Para comprender cómo esta cuestión afectaba a la política local, hay que saber la manera como se trabajaban estas tierras.

El clima de Galicia es húmedo como el de Irlanda, que se le parece en muchos aspectos, pero el suelo es pobre y más adecuado a pastos que a cereales. La subdivisión de la tierra no permite que el suelo sea explotado de la manera más productiva.

Toda la región está sembrada de caseríos, cada uno de los cuales dispone justamente de bastante tierra para mantener una familia. El tipo de estos caseríos es por necesidad el de una estricta economía cerrada. Cada familia posee su vaca, que se engancha al arado y proporciona un poco de queso y de leche; recoge su propio centeno o maíz, de lo que hace su pan; cosecha su vino, y aun en ciertas comarcas teje sus propias ropas. La familia consume lo que produce; no hay exportación de cosechas. El único modo de allegar un poco de dinero para poder pagar los impuestos es vender cada año el ternero o marchar a otras partes de España a trabajar en el verano por la siega. Todo esto podría haber bastado quizá si el cierre de la vieja válvula que constituía la emigración a América no hubiera incrementado más la ya excesiva subdivisión de la propiedad y llevado a gran número de familias a vivir en condiciones de hambre.

—Pero eso ya no ocurre en la Galicia del siglo XXI.

—No, pero aún somos hijos o nietos o biznietos de esa ocurrencia.

—A las nuevas generaciones parece no interesarles los hechos del pasado, que juzgan remoto desde apenas una década anterior a ellas. Quizá aquí estribe ese concepto, para mí falaz, en todo caso, de «la muerte de la Historia», invento de un japonés que estuvo de moda hace algunos años. Bueno, antes de Trump y de la pandemia.

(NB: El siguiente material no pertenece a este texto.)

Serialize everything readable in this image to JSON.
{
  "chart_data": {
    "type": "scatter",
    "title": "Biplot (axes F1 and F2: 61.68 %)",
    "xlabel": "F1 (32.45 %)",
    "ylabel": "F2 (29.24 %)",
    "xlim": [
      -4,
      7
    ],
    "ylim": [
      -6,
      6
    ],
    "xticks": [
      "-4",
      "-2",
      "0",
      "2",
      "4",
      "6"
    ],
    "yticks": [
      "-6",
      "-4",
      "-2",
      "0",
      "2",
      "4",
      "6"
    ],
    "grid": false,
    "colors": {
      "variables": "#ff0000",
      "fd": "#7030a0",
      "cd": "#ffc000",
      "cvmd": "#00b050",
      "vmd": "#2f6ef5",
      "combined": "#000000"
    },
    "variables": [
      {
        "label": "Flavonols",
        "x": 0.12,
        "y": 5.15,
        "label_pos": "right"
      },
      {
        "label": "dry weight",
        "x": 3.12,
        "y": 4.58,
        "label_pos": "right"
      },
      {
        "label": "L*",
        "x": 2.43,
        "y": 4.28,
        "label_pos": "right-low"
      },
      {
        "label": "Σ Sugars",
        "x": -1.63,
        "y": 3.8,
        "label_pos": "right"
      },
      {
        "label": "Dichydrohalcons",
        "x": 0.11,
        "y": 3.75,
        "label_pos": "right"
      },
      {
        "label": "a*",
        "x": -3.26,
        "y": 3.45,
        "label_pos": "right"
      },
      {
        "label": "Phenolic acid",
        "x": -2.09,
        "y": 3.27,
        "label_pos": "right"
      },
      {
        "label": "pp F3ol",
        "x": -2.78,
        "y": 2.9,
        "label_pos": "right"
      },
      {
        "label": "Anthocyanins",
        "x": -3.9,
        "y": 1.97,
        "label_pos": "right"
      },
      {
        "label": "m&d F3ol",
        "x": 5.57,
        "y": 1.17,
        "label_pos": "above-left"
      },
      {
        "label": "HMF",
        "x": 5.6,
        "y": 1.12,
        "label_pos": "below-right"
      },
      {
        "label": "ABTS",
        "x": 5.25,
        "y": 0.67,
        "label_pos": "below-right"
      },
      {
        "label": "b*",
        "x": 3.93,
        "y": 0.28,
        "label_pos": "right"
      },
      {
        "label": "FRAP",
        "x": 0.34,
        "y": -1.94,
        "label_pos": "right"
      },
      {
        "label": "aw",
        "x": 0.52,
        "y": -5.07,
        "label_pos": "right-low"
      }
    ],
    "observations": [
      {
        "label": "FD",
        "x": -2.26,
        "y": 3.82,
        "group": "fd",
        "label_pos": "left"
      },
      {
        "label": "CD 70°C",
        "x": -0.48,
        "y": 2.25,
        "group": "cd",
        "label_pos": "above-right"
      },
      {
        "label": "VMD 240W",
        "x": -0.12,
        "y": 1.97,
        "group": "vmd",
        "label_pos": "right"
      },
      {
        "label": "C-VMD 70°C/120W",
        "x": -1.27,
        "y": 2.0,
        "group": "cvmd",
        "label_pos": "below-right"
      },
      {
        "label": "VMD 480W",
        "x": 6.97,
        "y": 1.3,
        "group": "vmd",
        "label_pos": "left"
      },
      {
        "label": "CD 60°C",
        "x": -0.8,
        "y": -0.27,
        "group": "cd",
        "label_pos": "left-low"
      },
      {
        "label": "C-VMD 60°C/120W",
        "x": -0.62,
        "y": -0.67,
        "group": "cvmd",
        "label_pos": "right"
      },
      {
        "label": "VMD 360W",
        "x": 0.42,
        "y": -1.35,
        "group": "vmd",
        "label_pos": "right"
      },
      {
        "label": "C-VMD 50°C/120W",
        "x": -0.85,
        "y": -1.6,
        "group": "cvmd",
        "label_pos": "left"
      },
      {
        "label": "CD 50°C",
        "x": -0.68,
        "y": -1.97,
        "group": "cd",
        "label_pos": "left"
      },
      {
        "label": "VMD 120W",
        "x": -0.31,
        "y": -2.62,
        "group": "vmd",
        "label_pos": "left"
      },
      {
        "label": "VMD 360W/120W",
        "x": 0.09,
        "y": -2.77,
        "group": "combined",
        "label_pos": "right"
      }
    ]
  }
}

—Conviene releer Diario del año de la peste, de Daniel Defoe.

—Escrito en 1712 y publicado en 1722, da cuenta de los estragos de la peste negra o bubónica, que asoló parte de Europa y, con siniestro rigor, Londres, entre 1664 y 1665, lo que nos dice que este pavor colectivo no es nada nuevo en 2021. Escuche:

Fue a principios de septiembre de 1664 cuando me enteré, al mismo tiempo que mis vecinos, de que la peste estaba de vuelta en Holanda. Ya se había mostrado muy violenta allí en 1663, sobre todo en Ámsterdam y Róterdam, adonde había sido traída según unos de Italia, según otros de Levante, entre las mercancías transportadas por la flota turca; otros decían que la habían traído de Candia, y otros que de Chipre. Pero no importaba de dónde había venido; todo el mundo coincidía en que estaba otra vez en Holanda…

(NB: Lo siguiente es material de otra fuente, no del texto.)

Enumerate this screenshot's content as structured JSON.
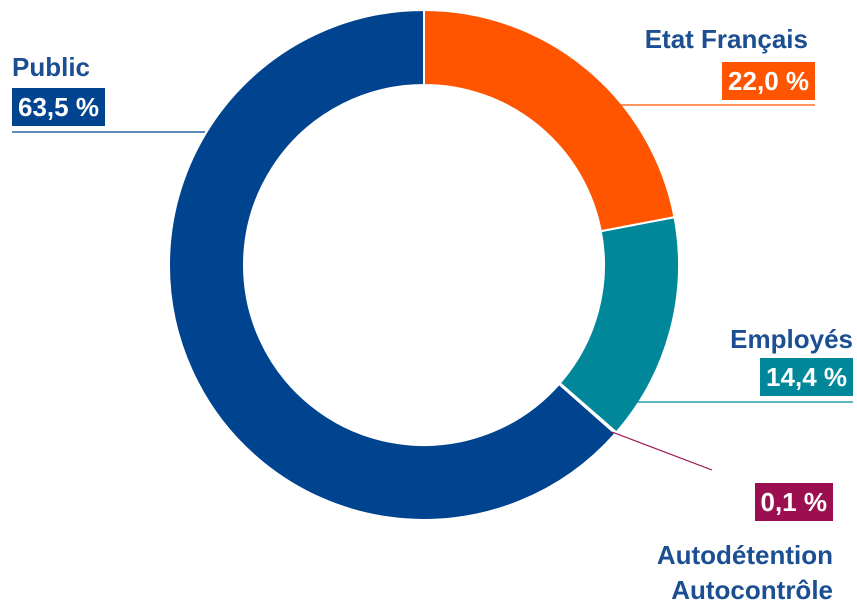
{
  "chart_data": {
    "type": "donut",
    "categories": [
      "Etat Français",
      "Employés",
      "Autodétention\nAutocontrôle",
      "Public"
    ],
    "values": [
      22.0,
      14.4,
      0.1,
      63.5
    ],
    "value_labels": [
      "22,0 %",
      "14,4 %",
      "0,1 %",
      "63,5 %"
    ],
    "colors": [
      "#ff5500",
      "#00889a",
      "#9b0e4f",
      "#00438f"
    ]
  }
}
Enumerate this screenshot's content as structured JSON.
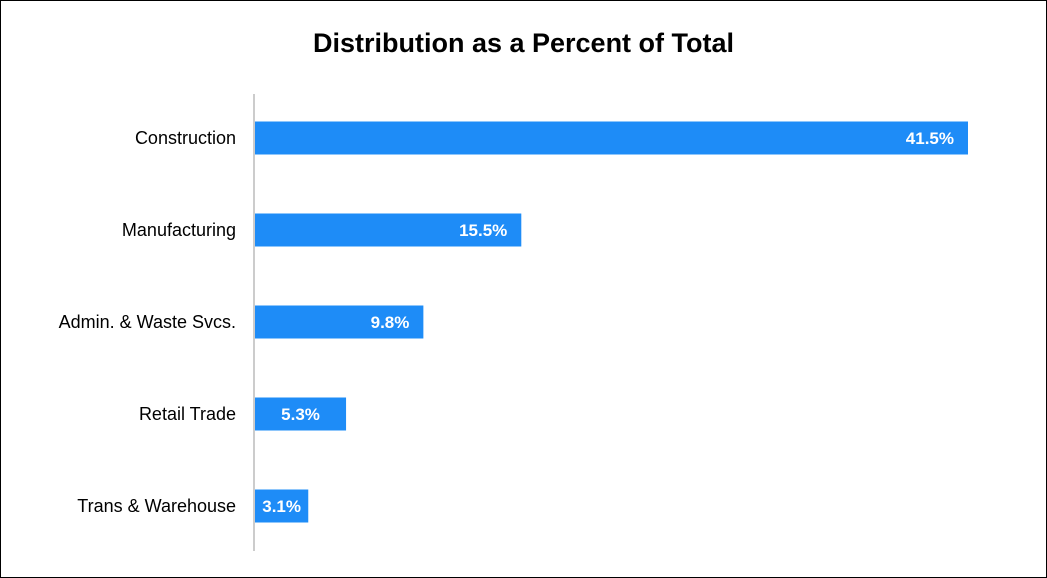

…Esto inquietó mucho a la población, y la alarma cundió por la ciudad; más aún cuando en la última semana de diciembre de 1664, otro hombre murió en la misma casa y de la misma enfermedad…

…Pero entonces la City misma comenzó a ser visitada. Sin embargo, su población se había reducido mucho, porque una enorme multitud había huido al campo y durante todo ese mes de julio (verano, correspondiente al enero nuestro) continuaron escapando, aunque no en tan gran número como antes.

En agosto, por cierto, huyeron de tal manera, que empecé a creer que en la City no quedarían, realmente, sino magistrados y sirvientes…

—No dice Defoe que él aprovechase las cuarentenas para leer, como lo estamos haciendo nosotros, ¿verdad?

—Y de releer, que viene siendo lo más grato.

—Será que nos estamos volviendo viejos.

—Hable por usted. Mientras siga entendiendo lo que leo, me ilusiono con la eterna juventud.